Le hiératisme des séquences dans l’entreprise ou entre Mathias Jüst et Simon, qui ont leur équivalent dans le récit de Pierre Emmanuel, tranche avec le filmage plus libre (ce qui signifie donc aussi plus chaotique, moins systématique) des séquences qui n’appartiennent qu’au scénario. C’est là que les sentiments, les pulsions, la violence de Simon, dissimulés autant que possible à l’usine, trouvent à s’exprimer. Pour mieux l’incarner, Nicolas Klotz et Élisabeth Perceval ont imaginé une vie affective à Simon, qui balance entre une collègue blonde (Delphine Chuillot) et une amoureuse brune et touchante (Laetitia Spigarelli). Mais une fois que les découvertes de Simon le font basculer dans l’intranquillité et l’effroi, ces « à-côtés » sentimentaux semblent embarrasser les auteurs, qui y mettent sèchement un terme. C’est là une (mauvaise) tentation du film : celle de se refermer sur son sujet, au risque de se laisser étouffer par lui.
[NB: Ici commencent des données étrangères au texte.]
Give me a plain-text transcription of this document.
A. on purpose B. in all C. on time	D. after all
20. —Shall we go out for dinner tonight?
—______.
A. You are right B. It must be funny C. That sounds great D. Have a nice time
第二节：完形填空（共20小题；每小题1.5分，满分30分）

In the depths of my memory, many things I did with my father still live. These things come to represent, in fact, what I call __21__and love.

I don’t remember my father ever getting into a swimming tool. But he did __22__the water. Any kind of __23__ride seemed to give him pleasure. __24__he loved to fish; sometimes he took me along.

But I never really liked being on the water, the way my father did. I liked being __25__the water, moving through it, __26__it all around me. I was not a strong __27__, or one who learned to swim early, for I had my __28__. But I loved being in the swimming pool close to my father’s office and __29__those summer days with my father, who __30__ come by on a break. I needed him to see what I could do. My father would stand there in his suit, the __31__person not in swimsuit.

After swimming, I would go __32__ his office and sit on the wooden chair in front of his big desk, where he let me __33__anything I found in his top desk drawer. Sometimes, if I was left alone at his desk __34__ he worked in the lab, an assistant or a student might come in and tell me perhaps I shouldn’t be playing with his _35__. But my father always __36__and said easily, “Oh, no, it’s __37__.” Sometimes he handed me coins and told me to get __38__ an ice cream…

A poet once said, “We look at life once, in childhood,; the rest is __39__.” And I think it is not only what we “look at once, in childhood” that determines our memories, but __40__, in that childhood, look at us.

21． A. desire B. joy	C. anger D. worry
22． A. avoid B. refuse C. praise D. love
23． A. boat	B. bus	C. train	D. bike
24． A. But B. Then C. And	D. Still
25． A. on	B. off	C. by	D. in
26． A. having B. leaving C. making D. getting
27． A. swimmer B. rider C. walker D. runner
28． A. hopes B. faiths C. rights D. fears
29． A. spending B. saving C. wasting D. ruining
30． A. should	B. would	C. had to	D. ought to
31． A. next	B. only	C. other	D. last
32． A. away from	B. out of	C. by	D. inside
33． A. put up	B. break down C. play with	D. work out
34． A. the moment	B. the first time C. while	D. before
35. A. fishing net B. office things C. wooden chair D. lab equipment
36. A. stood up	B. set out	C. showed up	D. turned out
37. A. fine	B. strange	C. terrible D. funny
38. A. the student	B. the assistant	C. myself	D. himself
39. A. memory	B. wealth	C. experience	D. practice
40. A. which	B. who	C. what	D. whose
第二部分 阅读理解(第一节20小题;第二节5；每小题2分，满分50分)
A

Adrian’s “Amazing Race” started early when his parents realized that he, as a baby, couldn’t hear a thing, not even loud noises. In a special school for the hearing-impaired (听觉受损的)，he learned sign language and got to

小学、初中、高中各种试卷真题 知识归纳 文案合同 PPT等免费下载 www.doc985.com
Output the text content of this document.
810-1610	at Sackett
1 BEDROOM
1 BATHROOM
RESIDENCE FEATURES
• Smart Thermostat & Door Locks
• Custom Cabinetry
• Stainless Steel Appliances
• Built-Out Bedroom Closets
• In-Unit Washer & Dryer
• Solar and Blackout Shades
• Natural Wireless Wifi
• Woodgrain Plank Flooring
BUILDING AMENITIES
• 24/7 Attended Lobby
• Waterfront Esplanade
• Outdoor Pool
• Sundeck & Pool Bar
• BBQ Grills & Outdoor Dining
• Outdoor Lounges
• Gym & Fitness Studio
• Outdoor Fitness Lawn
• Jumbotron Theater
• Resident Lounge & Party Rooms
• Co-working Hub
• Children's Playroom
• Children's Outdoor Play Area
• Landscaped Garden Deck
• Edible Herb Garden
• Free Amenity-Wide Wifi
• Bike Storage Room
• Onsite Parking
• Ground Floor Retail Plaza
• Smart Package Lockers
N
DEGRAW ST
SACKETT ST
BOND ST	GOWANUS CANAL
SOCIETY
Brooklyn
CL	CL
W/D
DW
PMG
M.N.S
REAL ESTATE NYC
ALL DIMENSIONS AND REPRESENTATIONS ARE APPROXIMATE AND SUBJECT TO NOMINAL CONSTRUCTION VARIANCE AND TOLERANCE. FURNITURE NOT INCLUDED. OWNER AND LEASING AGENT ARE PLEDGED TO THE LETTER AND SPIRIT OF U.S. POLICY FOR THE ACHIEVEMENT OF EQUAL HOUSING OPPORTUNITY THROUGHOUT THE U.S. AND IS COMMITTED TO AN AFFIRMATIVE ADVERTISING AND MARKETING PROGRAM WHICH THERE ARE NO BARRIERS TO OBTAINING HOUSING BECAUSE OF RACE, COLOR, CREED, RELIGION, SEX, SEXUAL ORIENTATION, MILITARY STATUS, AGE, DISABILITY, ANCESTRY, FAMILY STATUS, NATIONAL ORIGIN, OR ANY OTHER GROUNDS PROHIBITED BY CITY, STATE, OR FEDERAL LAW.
Quand Simon lit des textes, transmis par Rose ou Jüst ou par un énigmatique expéditeur, l’amenant à faire l’analogie entre le vocabulaire du capitalisme, dont il est un vaillant petit capitaine, et celui du nazisme, Nicolas Klotz choisi de le montrer seul, en voix off ou in. Ce choix n’est pas en cause, au contraire. Non seulement parce que les mots occupent à juste titre tout l’espace, mais parce que les lames qui déchirent alors l’esprit et la chair de Simon deviennent visibles . Ainsi en est-il avec cette note de 1942, issue de la bureaucratie nazie, point nodal du film comme du livre, qui détaille les améliorations à apporter au dispositif d’élimination des juifs par gazage dans un camion, sans qu’une seule fois ne soit employé le mot « juif », ni même un de ces termes alors communément utilisés relevant du lexique antisémite : le texte n’est qu’une suite de descriptions techniques. En revanche, qu’un personnage explicite ensuite longuement ce qui a été montré paraît inutile, sinon d’un didactisme pesant.

Mais la Question humaine n’est pas dénué de moments de grâce et de surprise. Ils attestent que le film a su rester suffisamment ouvert, disponible aux intrusions. Intrusion de l’irrationnel (opposé au rationnel des systèmes de mort ou d’exploitation), avec l’exécution d’un tour de magie auquel se livrent deux personnages en compagnie de Simon, et qui déclenche l’un de ses rares sourires. Intrusion de l’émotion, en particulier avec un chanteur de flamenco, première séquence à bousculer la solennité des champs-contrechamps.

La musique est ici plus qu’un révélateur, et son utilisation est l’une des belles réussites du film. Nous disions plus haut combien la Question humaine était le lieu de résonances. Qu’il s’agisse de la violence de Simon qui éclate lors d’une rave, ou du gouffre qui s’ouvre en Mathias Jüst lorsqu’il réentend une interprétation du quatuor à cordes dont il avait eu l’initiative à la SC Farb et dans lequel il jouait, la musique entre en résonance avec un personnage et ses démons. Comme s’il y avait en chacun d’eux une ligne mélodique rencontrant, parfois, un écho extérieur. Inutile de préciser que cette ligne est le plus souvent brisée, hachée, fractionnée. La Question humaine pose aussi le constat d’un monde en ruine.